Scraping text 'behind' image

Hello everyone,

I'm pretty new to the webscraper.io tool and I have a small question about its use.

I want to scrape data from the following website: https://www.transfermarkt.com/statistik/letztevertragsverlaengerungen

The data on this website is represented as a table with the following columns: 'Player', 'Age', 'Nationality', 'Club' and 'New contract until'. Scrapping this table works perfectly for all columns, except for the 'Nationality' column. Since the content in this column is represented as image instead of text, this column is left blank after scrapping. However, I want to scrape the text you see when moving your mouse cursor towards the image. For example, the scraper should scrape the text 'Lithuania' as nationality in the following case (second row): https://i.imgur.com/5W7yCfy.png

Does anyone know how I can do this? Any help would be really appreciated! :slight_smile:

Use the Element Attribute selector
attribute name = alt

1 Like

Thanks for your reply! That actually works pretty easy :slight_smile:

However, I don't want to scrape the data as an individual element. I want to scrape it as a column in a table, since the data belongs to other elements in the table. Is there a way to get this done?
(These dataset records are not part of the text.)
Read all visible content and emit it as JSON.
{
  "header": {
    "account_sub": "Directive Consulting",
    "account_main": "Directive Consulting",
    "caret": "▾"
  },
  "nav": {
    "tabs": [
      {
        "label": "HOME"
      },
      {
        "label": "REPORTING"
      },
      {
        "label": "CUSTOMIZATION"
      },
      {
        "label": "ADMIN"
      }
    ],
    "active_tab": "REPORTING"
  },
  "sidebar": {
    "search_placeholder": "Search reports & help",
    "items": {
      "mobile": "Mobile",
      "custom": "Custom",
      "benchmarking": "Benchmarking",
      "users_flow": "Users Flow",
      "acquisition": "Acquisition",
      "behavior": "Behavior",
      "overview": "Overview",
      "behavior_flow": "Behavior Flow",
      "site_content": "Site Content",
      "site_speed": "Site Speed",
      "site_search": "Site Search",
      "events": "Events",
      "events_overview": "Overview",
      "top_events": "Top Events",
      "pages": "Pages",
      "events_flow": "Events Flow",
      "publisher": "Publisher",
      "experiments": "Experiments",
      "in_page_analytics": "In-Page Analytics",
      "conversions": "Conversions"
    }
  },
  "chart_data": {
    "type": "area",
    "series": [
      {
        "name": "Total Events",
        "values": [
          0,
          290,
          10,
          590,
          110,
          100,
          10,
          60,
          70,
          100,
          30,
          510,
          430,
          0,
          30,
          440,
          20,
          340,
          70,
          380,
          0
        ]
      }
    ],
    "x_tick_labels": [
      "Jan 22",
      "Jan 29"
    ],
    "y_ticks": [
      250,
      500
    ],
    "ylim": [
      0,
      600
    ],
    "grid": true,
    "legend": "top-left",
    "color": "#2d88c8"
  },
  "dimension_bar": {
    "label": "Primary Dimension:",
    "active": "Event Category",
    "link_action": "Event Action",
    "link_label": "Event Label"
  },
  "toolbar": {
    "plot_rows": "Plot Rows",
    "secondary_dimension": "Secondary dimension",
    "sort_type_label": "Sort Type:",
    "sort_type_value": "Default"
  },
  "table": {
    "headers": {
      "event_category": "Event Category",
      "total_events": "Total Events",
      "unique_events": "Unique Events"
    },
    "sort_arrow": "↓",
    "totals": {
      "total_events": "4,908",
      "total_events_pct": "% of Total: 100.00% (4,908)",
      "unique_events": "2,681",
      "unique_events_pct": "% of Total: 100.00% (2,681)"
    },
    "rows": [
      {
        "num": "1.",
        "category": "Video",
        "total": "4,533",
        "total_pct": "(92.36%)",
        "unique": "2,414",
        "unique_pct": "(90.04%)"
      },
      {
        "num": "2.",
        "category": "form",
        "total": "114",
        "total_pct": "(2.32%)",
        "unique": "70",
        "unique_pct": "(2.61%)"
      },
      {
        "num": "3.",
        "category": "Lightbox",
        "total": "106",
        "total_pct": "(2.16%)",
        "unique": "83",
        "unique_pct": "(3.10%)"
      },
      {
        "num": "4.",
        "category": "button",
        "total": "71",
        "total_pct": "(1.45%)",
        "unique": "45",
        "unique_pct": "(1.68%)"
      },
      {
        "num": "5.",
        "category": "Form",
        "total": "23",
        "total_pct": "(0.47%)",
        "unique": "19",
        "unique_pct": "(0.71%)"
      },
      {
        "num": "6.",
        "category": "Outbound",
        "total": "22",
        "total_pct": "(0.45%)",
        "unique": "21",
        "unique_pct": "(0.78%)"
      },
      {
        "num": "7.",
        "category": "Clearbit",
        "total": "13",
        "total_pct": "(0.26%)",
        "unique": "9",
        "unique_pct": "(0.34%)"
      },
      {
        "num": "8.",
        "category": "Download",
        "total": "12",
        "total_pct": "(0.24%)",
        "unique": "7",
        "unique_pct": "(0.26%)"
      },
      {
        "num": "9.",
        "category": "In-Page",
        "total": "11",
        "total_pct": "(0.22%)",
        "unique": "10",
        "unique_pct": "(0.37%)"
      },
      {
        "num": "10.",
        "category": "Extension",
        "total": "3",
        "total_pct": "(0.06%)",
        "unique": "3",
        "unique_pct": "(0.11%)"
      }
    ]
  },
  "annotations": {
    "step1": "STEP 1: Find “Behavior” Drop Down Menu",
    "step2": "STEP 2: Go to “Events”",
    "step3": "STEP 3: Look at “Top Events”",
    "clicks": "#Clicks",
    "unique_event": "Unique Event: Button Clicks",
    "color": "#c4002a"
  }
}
Even scrapping the original table and the element attribute separately (and after that, merging it together in excel) seems not to work, because webscraper changes the order of the elements in the table.

I hope you can help me out!

something like this?

{"_id":"tramsfer-markt","startUrl":["https://www.transfermarkt.com/statistik/letztevertragsverlaengerungen"],"selectors":[{"id":"Table-pagin","type":"SelectorElementClick","parentSelectors":["_root"],"selector":"table.items > tbody > tr","multiple":true,"delay":0,"clickElementSelector":"li.naechste-seite a","clickType":"clickMore","discardInitialElements":false,"clickElementUniquenessType":"uniqueText"},{"id":"Name","type":"SelectorText","parentSelectors":["Table-pagin"],"selector":"td:nth-of-type(1) td.hauptlink","multiple":false,"regex":"","delay":0},{"id":"Position","type":"SelectorText","parentSelectors":["Table-pagin"],"selector":"td:nth-of-type(1) tr:nth-of-type(2) td","multiple":false,"regex":"","delay":0},{"id":"age","type":"SelectorText","parentSelectors":["Table-pagin"],"selector":"td.zentriert:nth-of-type(2)","multiple":false,"regex":"","delay":0},{"id":"Nationality","type":"SelectorElementAttribute","parentSelectors":["Table-pagin"],"selector":"td.zentriert img.flaggenrahmen","multiple":false,"extractAttribute":"alt","delay":0},{"id":"club","type":"SelectorText","parentSelectors":["Table-pagin"],"selector":"td:nth-of-type(4)","multiple":false,"regex":"","delay":0},{"id":"new contract until","type":"SelectorText","parentSelectors":["Table-pagin"],"selector":"td.zentriert.hauptlink","multiple":false,"regex":"","delay":0}]}
1 Like

Yes, that is indeed exactly what I meant!

Thank you very much, you helped me a lot with this :slight_smile: